The menu changes based on the season, what is fresh and what Larson is in the mood to make or experiment with. She joked that sometimes she makes a dessert or a special entree and hopes it’s not a hit with customers because she’s not sure she can replicate it. That means the lunch special could be pasta one day, gyros the next, and a special sandwich on the third day, all from scratch.

“I just like trying new things and keeping the menu different, because that gives customers something new to try as well,” she said.

One recent lunch special that has stuck around is a chicken fillet sandwich, which Gaikowski noted was her favorite. It has drawn comparisons to popular national-chain chicken sandwiches, Larson said, and frequently pairs with a dill pickle pasta salad.

“It really has this big-city feel to it,” Gaikowski said of Sweet Grass. “It feels like you’re on Phillips Avenue (in Sioux Falls) and we have it in our little town.”

The Sweet Grass story is also defined by the building, which is more than 100 years old and has original tin ceilings, brick walls on the interior and exterior and historic glass features. Inside, there’s a trendy, rustic design, mostly sourced through items that Larson has found and saved. The building used to be a car dealership and a dance hall before that, but was dark and dingy before its renovation.

“I bug my husband because I like to save stuff,” Larson said. “But a lot of the interesting stuff I’ve saved has made it in here for decor.”

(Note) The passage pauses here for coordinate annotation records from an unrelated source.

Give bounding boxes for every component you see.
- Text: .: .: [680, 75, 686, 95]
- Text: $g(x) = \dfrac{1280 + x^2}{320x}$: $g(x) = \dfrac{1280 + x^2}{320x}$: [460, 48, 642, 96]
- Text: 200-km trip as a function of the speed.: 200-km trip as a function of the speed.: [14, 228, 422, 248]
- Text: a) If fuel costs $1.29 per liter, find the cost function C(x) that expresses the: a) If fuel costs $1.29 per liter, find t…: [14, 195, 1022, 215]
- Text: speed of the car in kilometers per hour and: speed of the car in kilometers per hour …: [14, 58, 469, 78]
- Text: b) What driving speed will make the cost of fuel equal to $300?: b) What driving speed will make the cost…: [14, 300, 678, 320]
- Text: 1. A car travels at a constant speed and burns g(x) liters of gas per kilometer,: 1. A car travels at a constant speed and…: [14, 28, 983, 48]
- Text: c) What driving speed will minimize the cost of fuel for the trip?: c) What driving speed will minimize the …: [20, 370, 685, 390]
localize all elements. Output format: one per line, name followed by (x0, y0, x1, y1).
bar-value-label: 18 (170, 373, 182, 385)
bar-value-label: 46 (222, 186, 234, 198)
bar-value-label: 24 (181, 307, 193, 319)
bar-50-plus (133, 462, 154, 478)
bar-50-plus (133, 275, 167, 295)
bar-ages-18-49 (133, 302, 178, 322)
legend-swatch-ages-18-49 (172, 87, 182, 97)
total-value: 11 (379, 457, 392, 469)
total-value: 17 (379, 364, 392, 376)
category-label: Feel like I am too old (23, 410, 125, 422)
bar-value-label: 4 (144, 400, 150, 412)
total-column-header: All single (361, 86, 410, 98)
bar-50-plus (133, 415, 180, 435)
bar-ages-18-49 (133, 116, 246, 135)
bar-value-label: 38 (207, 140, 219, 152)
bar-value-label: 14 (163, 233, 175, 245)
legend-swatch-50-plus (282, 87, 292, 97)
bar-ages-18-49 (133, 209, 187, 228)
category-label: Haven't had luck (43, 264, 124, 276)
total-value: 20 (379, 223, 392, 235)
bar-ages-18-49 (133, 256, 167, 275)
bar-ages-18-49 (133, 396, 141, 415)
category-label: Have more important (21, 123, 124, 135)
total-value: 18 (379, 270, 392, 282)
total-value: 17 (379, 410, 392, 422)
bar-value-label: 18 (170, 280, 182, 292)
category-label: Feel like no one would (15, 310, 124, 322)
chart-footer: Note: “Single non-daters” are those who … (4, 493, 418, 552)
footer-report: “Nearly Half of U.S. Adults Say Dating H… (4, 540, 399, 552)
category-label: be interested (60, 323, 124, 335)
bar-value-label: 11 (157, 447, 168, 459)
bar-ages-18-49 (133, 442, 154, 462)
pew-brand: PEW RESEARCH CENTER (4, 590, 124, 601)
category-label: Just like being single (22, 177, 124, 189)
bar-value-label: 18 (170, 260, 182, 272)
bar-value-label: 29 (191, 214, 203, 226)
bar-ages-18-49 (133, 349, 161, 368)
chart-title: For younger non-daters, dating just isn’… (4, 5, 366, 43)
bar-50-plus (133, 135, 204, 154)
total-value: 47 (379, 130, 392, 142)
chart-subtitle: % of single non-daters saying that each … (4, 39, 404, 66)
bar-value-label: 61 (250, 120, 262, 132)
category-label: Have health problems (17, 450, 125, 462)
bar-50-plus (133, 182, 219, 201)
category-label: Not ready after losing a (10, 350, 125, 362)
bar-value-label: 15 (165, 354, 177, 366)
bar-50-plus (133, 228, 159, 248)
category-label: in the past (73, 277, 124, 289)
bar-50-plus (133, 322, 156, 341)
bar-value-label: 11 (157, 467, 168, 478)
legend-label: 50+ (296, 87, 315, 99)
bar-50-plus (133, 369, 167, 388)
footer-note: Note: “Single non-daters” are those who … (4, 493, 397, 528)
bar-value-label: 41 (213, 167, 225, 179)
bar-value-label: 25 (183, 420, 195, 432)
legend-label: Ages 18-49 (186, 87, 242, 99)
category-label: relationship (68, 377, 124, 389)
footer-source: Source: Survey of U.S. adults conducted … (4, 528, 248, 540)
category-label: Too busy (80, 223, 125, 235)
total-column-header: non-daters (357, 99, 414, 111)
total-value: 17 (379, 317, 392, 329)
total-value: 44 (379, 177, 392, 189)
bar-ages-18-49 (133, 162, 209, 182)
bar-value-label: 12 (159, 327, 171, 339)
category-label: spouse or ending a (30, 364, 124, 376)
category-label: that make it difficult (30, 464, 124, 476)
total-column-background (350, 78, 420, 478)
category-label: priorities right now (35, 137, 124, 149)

The interior dining area at Sweet Grass in Wessington Springs showcases local art and how 100-plus year-old building has been brought to life since the business opened in 2012. (Marcus Traxler / Republic)
The interior dining area at Sweet Grass in Wessington Springs showcases local art and how 100-plus year-old building has been brought to life since the business opened in 2012. (Marcus Traxler / Republic)

The business is open Monday-Saturday mornings until 2 p.m., and is open on Friday and Saturday nights, when the dinner menu is featured. Depending on the night and the season, there’s various steaks, burgers, sandwiches and fish on the menu.

Lately, she has featured locally raised Akaushi beef, which creates very tender and flavorful steak to popular results. Larson and her husband, Brad, live on a farm north of Springs and she worked for SDSU Extension in Mitchell as a cow-calf specialist before starting Sweet Grass. Finding that specialty of beef in South Dakota is uncommon but Larson puts it on the plate for local customers in Wessington Springs.

Customers have requests about how they might want their steak cooked, and Larson tries to provide advice on how to maximize flavors and taste. How frequently does a customer take her advice?

“More often than not, they take it,” Larson said. “And they usually appreciate how it tastes and that I helped them have a great experience.”

Larson is also proud that the products she serves are often locally sourced. She estimates that about 75 percent of the products come from the local grocery store across the street, the Springs Food Market. The other 25 percent, she estimates, comes from local farmers. On the day of a recent visit, she purchased cucumbers and eggs from a producer, with plans to use them in upcoming salads and entrees.

Sweet Grass also has a number of freshly baked breads, pies, cookies and bars, while also making jams, salsas and teas. Larson sells a number of the rubs and seasonings she uses for meals, as well.

There’s a lot of options, all of them rich with flavor and creativity. Larson wouldn’t have it any other way.

“I want Sweet Grass to be an experience and something that people will really enjoy,” she said. “You want to provide something that they will remember.”